O serviço de ambulância também foi gravemente impactado pelo cerco e pelos bombardeios indiscriminados à cidade, com consequências terríveis. “Recebemos um paciente às quatro da manhã”, diz o dr. Abu. “Uma bomba explodiu próximo à casa dele enquanto ele dormia e ele foi atingido por estilhaços no peito.
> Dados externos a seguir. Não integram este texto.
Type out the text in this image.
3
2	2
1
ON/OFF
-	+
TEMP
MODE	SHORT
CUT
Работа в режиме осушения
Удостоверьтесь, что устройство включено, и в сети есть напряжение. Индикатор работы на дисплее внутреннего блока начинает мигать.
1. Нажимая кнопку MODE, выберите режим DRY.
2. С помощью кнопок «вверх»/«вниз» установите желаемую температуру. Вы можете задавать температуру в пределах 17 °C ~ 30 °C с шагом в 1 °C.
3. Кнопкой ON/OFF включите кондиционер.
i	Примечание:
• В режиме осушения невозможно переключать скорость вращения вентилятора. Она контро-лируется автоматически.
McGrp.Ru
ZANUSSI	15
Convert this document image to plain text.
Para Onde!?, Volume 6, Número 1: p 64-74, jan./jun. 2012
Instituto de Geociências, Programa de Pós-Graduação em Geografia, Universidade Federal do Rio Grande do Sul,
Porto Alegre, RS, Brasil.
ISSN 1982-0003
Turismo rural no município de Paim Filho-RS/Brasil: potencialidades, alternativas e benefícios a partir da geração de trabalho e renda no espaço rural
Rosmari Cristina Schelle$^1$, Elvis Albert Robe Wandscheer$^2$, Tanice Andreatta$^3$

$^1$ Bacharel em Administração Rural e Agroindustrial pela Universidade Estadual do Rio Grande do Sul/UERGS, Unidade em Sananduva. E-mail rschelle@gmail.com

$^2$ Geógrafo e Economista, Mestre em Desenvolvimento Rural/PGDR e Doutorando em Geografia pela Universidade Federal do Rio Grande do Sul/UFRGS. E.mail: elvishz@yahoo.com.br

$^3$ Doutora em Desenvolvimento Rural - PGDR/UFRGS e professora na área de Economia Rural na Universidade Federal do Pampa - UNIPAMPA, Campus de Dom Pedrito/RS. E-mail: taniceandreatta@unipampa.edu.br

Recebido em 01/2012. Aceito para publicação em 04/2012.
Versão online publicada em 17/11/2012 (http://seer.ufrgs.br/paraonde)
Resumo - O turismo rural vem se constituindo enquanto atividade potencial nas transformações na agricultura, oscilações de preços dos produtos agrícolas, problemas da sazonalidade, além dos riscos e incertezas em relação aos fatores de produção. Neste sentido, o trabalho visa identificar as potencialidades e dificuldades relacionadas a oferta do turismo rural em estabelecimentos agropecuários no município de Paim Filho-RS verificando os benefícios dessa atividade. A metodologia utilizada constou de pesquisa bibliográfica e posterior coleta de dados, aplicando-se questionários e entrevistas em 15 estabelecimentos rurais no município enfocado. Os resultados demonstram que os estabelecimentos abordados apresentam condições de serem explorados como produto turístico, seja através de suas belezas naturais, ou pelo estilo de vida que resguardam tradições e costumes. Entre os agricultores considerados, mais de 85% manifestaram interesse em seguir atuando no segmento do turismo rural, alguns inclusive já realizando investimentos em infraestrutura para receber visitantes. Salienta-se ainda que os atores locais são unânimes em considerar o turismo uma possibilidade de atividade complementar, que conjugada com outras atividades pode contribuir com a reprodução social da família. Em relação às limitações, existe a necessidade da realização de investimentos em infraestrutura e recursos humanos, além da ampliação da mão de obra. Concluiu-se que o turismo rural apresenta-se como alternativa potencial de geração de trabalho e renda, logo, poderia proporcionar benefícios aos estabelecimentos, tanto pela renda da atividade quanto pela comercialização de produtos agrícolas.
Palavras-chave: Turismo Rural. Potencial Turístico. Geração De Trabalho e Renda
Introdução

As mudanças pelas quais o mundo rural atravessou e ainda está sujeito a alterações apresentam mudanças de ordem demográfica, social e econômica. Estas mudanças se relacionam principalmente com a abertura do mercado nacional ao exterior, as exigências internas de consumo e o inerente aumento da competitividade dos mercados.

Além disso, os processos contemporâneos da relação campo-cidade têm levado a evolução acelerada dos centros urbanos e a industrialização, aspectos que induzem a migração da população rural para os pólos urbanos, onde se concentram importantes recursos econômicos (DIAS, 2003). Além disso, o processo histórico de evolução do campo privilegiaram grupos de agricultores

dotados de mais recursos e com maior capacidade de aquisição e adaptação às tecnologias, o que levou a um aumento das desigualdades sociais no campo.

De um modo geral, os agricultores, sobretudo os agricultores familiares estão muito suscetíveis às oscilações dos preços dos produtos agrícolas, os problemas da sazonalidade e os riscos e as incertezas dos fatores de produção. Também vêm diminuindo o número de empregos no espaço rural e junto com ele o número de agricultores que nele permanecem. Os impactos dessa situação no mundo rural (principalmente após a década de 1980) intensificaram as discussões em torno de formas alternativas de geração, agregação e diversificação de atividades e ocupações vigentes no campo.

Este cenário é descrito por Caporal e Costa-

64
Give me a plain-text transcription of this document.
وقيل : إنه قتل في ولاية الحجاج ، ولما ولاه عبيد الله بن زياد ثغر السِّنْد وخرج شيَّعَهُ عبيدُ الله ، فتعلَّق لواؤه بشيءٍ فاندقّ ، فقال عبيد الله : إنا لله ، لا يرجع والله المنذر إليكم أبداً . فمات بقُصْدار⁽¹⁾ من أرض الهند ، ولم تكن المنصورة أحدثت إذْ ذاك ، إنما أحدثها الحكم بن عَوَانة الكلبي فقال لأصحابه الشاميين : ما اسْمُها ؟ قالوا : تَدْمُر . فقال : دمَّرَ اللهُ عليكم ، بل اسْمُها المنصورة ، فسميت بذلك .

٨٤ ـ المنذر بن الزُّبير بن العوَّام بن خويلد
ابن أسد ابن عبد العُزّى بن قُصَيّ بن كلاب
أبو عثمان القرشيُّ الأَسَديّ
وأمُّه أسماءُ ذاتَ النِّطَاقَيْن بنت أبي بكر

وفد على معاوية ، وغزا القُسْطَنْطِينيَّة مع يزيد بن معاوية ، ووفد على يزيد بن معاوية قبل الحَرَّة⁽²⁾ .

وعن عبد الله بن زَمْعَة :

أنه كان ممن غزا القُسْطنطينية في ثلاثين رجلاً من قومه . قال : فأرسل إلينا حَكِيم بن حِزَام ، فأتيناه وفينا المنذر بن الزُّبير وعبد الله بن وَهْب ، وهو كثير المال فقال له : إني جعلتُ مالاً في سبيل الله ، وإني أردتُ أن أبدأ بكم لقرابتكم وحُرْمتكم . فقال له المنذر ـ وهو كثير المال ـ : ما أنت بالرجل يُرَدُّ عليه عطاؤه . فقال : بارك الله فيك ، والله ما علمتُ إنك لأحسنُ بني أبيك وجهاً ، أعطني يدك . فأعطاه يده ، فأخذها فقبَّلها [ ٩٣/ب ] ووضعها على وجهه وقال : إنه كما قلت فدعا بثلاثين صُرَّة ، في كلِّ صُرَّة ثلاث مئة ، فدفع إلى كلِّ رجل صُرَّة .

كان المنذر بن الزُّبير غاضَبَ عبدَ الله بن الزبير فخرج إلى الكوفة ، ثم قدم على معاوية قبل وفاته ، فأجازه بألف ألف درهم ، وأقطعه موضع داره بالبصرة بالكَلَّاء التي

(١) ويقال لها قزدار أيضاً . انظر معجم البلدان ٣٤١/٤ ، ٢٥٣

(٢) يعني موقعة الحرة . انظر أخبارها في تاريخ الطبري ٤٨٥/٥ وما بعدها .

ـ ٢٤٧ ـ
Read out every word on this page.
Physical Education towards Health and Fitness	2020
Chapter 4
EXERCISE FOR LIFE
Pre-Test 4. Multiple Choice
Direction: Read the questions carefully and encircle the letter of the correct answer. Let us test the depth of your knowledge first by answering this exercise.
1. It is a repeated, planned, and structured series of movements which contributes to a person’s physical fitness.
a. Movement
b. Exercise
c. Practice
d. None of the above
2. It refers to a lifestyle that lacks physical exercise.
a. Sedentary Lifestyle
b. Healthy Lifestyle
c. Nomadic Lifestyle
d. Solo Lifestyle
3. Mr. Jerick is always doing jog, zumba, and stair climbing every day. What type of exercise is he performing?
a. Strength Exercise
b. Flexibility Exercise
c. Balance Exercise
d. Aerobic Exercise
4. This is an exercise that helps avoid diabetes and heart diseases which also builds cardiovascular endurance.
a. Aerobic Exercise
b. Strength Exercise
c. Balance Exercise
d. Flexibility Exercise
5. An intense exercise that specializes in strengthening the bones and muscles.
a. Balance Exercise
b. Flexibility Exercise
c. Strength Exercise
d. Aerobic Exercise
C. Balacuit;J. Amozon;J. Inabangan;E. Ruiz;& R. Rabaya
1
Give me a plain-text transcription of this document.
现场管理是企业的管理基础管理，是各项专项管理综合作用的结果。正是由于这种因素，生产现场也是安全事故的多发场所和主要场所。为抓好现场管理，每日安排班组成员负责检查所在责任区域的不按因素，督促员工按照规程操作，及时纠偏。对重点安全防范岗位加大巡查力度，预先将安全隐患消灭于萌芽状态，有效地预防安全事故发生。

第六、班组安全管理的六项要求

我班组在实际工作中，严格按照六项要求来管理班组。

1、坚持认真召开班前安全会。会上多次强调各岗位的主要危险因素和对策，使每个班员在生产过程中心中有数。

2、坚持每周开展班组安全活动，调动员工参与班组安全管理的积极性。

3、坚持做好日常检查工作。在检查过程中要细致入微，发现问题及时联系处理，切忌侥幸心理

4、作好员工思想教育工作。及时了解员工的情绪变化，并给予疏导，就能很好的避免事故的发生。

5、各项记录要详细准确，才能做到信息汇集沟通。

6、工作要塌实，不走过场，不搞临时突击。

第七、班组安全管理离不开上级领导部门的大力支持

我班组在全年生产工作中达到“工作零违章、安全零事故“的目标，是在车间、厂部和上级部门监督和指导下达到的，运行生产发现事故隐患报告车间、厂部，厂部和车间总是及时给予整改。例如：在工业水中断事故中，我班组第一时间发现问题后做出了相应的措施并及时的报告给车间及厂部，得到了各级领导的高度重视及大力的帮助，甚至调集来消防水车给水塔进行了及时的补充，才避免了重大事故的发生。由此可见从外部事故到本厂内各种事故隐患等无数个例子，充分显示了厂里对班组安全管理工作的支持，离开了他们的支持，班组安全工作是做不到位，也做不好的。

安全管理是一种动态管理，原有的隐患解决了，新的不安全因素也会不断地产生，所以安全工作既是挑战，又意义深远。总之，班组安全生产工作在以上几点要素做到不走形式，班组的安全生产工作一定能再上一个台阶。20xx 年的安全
A família tentou levá-lo ao hospital o mais rápido possível, mas por causa da falta de ambulâncias e de combustível para que eles pudessem se locomover, o homem chegou morto, uma hora e meia depois de ser ferido. Tudo isso porque não havia veículos disponíveis para trazê-lo ao hospital.”

Para se proteger dos bombardeios, os hospitais estão usando os porões ou andares mais baixos dos prédios, diz o dr. Abu Huthaifa.

Para resumir a situação dos hospitais remanescentes no leste de Aleppo, o dr. Abu Huthaifa diz: “De forma geral, o cenário envolve feridos por toda parte. Não tenho certeza se isso é normal ou não, mas temos de nos acostumar a essa cena, porque ela é frequente. Devemos lidar com essas vítimas e tratá-las o mais rápido possível com o que temos e com aquilo que o nosso hospital pode oferecer, não importa o quão modesto isso seja.”